Qatar is looking for two seats on board. Shareholders will vote on the appointments and the capital increase in September.
Goldman Sachs, Morgan Stanley and Deutsche Bank are signing the rest of the rights issue, which could double the number of shares issued by IAG, according to senior Bernstein research analyst Daniel Roesca. “Investors are faced with a choice between doubling their investment or significantly diluting,” he said in a note.
Shares of IAG fell more than 7% in London on Friday. The group’s net debt has risen 38% over the past year to almost 10.5 billion euros ($ 12.5 billion).

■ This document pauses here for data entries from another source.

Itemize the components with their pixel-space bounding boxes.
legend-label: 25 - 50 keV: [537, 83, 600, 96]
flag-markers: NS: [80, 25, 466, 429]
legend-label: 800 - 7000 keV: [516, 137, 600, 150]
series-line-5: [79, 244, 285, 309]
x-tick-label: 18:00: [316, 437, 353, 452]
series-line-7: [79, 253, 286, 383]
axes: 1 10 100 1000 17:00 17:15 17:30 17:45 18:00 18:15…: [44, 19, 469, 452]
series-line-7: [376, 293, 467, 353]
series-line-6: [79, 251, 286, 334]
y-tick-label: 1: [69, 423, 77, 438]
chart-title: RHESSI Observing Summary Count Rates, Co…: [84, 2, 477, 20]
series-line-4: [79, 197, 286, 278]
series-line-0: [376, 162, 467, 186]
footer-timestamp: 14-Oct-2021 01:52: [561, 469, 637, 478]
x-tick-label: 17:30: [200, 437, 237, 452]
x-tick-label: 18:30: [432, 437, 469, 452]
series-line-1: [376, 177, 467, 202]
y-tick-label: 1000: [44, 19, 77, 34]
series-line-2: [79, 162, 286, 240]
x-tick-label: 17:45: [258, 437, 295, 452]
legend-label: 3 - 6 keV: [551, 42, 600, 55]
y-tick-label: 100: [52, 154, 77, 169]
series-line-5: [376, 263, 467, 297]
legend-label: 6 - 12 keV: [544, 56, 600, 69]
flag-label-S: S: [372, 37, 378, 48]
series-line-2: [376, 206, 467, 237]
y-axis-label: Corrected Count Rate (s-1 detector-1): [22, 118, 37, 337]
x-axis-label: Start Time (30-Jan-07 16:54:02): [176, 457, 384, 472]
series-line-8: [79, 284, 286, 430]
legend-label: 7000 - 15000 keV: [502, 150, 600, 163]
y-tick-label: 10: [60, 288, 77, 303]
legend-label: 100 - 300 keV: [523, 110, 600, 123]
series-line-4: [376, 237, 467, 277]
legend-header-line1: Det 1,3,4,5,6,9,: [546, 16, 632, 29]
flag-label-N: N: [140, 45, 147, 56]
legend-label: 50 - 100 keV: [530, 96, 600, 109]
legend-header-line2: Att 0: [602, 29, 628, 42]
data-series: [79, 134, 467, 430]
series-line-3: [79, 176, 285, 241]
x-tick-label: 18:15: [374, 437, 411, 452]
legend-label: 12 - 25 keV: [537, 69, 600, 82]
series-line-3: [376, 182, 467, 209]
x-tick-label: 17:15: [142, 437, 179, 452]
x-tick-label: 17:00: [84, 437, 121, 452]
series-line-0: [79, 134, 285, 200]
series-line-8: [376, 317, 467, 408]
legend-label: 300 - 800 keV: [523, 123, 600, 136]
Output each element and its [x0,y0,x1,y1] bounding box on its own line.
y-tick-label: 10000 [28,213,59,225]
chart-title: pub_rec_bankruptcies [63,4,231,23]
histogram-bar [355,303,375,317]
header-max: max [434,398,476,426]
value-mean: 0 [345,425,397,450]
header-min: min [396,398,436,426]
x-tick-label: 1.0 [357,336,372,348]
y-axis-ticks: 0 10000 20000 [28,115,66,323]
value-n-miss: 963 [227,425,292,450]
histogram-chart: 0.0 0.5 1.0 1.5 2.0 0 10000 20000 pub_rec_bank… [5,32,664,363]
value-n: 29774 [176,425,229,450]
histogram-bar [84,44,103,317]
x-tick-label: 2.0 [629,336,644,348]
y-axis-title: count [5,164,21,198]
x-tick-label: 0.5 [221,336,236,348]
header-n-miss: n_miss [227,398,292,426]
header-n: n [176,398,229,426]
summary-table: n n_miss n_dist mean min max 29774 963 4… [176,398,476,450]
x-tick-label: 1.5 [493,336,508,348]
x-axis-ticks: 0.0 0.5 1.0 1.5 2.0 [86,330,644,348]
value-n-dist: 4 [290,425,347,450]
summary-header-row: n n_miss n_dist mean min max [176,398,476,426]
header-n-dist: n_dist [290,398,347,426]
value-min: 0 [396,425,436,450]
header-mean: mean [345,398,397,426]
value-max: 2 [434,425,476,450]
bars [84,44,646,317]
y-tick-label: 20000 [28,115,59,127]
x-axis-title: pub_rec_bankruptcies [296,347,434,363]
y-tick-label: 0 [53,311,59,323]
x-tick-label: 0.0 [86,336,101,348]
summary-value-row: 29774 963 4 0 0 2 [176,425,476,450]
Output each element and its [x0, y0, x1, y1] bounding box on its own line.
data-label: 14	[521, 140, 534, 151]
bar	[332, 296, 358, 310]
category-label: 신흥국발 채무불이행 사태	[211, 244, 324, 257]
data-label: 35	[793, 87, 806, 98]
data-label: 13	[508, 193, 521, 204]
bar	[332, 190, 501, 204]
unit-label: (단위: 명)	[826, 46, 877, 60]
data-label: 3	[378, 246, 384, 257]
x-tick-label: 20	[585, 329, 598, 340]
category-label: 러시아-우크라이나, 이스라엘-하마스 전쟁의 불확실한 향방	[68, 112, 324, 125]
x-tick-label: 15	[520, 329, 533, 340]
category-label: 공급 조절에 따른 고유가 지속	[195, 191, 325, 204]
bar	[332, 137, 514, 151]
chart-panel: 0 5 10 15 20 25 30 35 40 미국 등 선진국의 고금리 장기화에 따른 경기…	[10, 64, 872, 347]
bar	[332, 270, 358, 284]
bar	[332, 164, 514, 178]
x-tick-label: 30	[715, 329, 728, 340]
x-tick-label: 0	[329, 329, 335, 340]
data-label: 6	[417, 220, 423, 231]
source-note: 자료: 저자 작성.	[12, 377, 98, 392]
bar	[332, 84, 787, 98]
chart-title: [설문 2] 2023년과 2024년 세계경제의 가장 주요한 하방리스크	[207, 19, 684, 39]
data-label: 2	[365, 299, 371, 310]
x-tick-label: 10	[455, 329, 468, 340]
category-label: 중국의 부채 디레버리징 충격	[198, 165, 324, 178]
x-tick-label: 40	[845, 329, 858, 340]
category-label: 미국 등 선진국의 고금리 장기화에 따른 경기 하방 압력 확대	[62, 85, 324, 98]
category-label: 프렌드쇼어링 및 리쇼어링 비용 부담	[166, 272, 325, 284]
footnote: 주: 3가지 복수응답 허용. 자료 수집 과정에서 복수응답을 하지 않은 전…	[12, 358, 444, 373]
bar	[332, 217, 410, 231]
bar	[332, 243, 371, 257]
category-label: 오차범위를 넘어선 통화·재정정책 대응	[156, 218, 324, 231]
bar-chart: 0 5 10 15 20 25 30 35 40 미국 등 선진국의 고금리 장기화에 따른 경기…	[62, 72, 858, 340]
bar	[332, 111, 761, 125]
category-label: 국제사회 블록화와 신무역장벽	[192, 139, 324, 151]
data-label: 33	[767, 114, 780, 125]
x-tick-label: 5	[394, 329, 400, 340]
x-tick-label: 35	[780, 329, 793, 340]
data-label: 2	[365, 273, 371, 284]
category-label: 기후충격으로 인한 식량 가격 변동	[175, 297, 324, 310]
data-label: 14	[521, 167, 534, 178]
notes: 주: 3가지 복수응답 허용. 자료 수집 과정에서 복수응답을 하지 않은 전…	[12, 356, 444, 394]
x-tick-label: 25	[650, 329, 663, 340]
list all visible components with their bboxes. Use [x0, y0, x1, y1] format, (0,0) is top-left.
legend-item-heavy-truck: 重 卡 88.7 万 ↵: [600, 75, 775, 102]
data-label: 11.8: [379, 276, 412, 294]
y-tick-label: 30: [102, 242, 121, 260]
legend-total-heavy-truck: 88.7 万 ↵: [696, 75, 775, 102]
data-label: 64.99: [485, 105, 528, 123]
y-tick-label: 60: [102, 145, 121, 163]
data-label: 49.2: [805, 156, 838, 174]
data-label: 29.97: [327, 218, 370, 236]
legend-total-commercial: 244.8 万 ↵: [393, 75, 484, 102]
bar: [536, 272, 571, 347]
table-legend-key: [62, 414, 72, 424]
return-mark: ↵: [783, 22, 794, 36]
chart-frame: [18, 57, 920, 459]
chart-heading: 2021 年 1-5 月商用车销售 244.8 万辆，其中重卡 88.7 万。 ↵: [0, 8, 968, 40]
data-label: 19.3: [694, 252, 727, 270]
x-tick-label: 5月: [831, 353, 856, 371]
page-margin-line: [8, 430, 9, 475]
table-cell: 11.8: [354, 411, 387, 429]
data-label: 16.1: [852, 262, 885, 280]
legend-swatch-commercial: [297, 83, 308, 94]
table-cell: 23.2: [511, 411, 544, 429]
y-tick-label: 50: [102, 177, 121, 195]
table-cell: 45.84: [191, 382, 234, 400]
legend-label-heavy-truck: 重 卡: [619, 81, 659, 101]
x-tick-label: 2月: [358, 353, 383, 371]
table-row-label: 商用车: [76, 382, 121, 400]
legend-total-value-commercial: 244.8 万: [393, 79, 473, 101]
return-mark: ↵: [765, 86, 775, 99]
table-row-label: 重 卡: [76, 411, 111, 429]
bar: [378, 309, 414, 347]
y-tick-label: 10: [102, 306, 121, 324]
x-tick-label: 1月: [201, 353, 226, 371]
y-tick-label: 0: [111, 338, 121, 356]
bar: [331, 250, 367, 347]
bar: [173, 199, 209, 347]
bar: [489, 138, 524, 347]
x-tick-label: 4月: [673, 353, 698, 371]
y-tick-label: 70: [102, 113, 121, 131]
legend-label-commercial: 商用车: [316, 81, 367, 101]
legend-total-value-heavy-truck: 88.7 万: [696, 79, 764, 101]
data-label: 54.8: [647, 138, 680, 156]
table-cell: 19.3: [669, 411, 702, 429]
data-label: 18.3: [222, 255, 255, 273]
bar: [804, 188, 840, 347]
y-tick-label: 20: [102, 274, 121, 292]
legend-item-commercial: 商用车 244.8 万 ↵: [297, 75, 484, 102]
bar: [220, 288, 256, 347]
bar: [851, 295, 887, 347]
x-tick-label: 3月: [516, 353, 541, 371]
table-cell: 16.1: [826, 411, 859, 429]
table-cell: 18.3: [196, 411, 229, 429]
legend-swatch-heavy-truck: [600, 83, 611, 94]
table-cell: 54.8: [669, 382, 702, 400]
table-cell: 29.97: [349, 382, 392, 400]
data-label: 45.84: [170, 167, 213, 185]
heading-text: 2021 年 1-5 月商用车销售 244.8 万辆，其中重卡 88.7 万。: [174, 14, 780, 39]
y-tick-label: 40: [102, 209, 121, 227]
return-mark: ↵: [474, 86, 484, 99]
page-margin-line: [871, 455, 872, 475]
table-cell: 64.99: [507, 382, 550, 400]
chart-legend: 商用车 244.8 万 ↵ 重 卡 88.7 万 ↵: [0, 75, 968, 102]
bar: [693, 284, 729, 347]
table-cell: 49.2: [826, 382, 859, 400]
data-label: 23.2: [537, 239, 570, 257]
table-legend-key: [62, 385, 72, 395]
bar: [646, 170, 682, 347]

Airlines are now anxiously trying to restore their flight schedules, but demand remains weak and ongoing government restrictions still have complex issues.
Walsh of the IAG said the group was “nowhere near where it had hoped to be in July, operating at only 20% of its capacity compared to the same month last year.” We were hoping to reach 50%. he told BBC Radio on Friday.
Walsh said the UK’s decision to reintroduce quarantine for passengers arriving from Spain following new outbreaks of coronavirus in some parts of the country was “disappointing” but did not discourage travel to other parts of Europe.
“Once the restrictions are lifted, there is very clear evidence of reduced demand and passengers are starting to fly again,” he added.